GESELLSCHAFT: Raubkunst-Kommission: Umgang mit Betroffenen muss empathischer werden

Den HaagMD/VK/Trouw, 08. Dezember 2020

Eine Kommission, welche die niederländische Vorgehensweise der Restitutiecommissie (dt.: Wiedergutmachungskommission) bei der Rückgabe von Raubkunst der Nazis untersucht, hat nun ihren Abschlussbericht vorgelegt. Sie kommt zu dem Schluss, dass der Umgang mit Raubkunst und deren Rückgabe empathischer ausgeführt werden könne, im Kern aber gut sei. Die Kommission zur Wiedergutmachung wurde 2001 eingerichtet, um die Rückgabe von Raubkunst an die rechtmäßigen Eigentümer zu koordinieren.

Die Untersuchungskommission bemängelt nun, dass seit 2007 keine Versuche mehr unternommen werden, die Herkunft von Objekten zu erforschen, welche von den Alliierten nach dem Zweiten Weltkrieg in die Niederlande gebracht wurden, weil sie mutmaßlich von dort gestohlen wurden. Die Untersuchung blieb für etwa 3.700 Objekte unvollständig, was einen Verstoß gegen die Washington Principles darstellt. Dabei handelt es sich um eine Erklärung, mit deren Unterschrift sich auch die Niederlande verpflichtet haben, die Herkunft von Raubkunst zu erforschen und diese zurückzugeben. Um diese Objekte durch das Kompetenzzentrum für Wiedergutmachung, welches zum NIOD gehört, untersuchen zu lassen, werden in den kommenden Jahren etwa 3 Millionen Euro nötig sein. Für die Untersuchung sollen vier Jahre benötigt werden.

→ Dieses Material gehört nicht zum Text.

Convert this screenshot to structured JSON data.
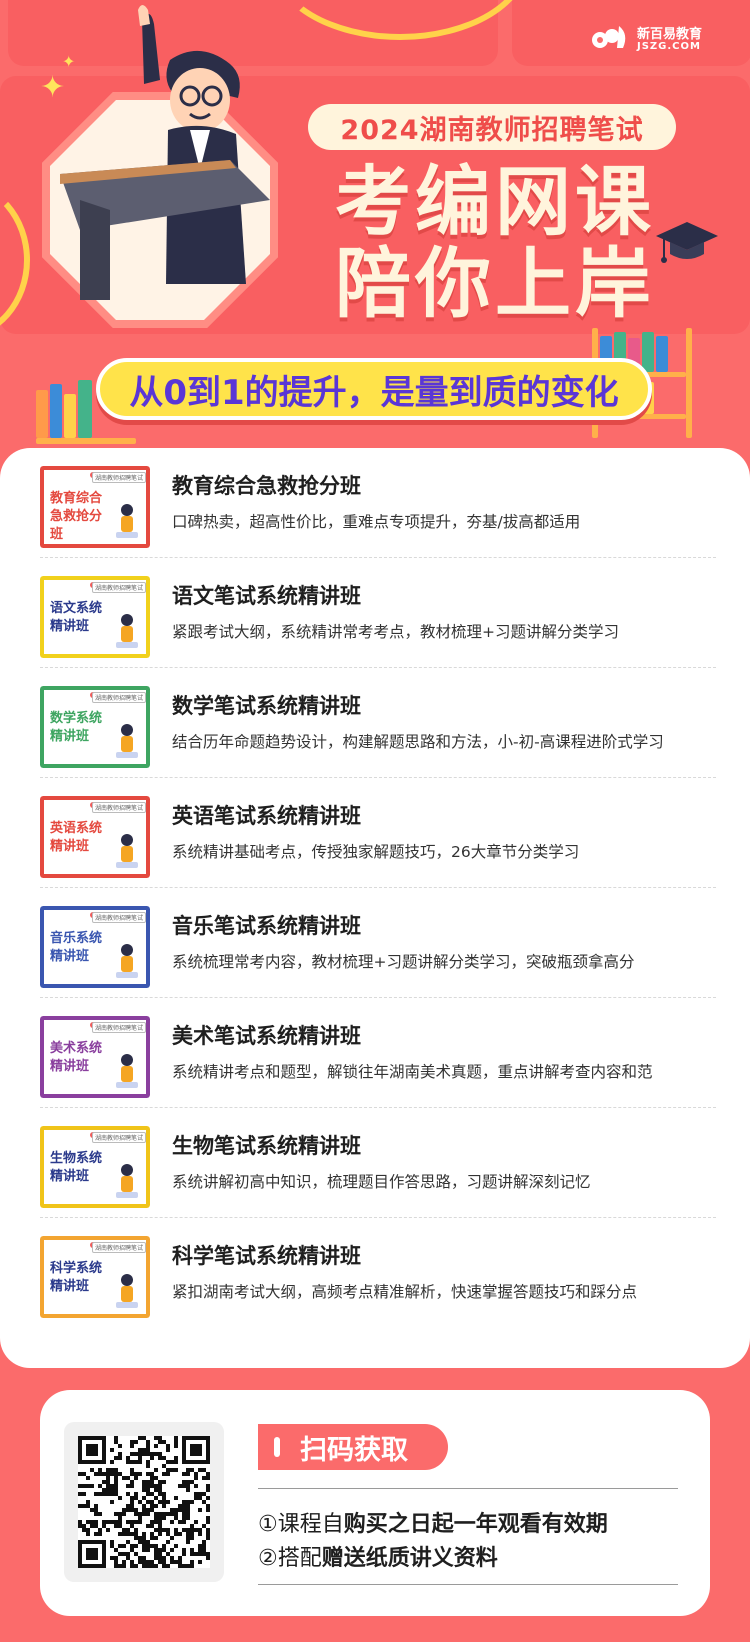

Die Kommission kommt außerdem zu dem Schluss, dass die Vorgehensweise bei der Rückgabe von Raubkunst empathischer sein könnte. So sollen noch lebende Besitzer, deren Nachkommen oder jüdische Verbände persönlich angehört werden. Den Kontakt mit der Wiedergutmachungskommission bezeichneten die Betroffenen in einer Umfrage als kalt und distanziert. Die Kommission schlägt vor einen Helpdesk einzurichten, an den sich Betroffene wenden können. Außerdem sollen Menschen mit Besitzansprüchen in Zukunft aktiv kontaktiert werden. Es wurde außerdem betont, dass der Anspruch auf Rückgabe gestohlener Kunst höher anzusehen ist als der Anspruch von Museen auf die Objekte als Ausstellungsstücke. Dies gelte auch, wenn ein Objekt sich schon lange in einem Museum befinde und von diesem in gutem Glauben erworben wurde.

Mit dem Abschlussbericht hat die Kommission auch einen Beurteilungskatalog vorgestellt, welcher die bisherigen Richtlinien ersetzen könnte. Diese sind bisher unübersichtlich in 15 verschiedenen Dokumenten festgelegt.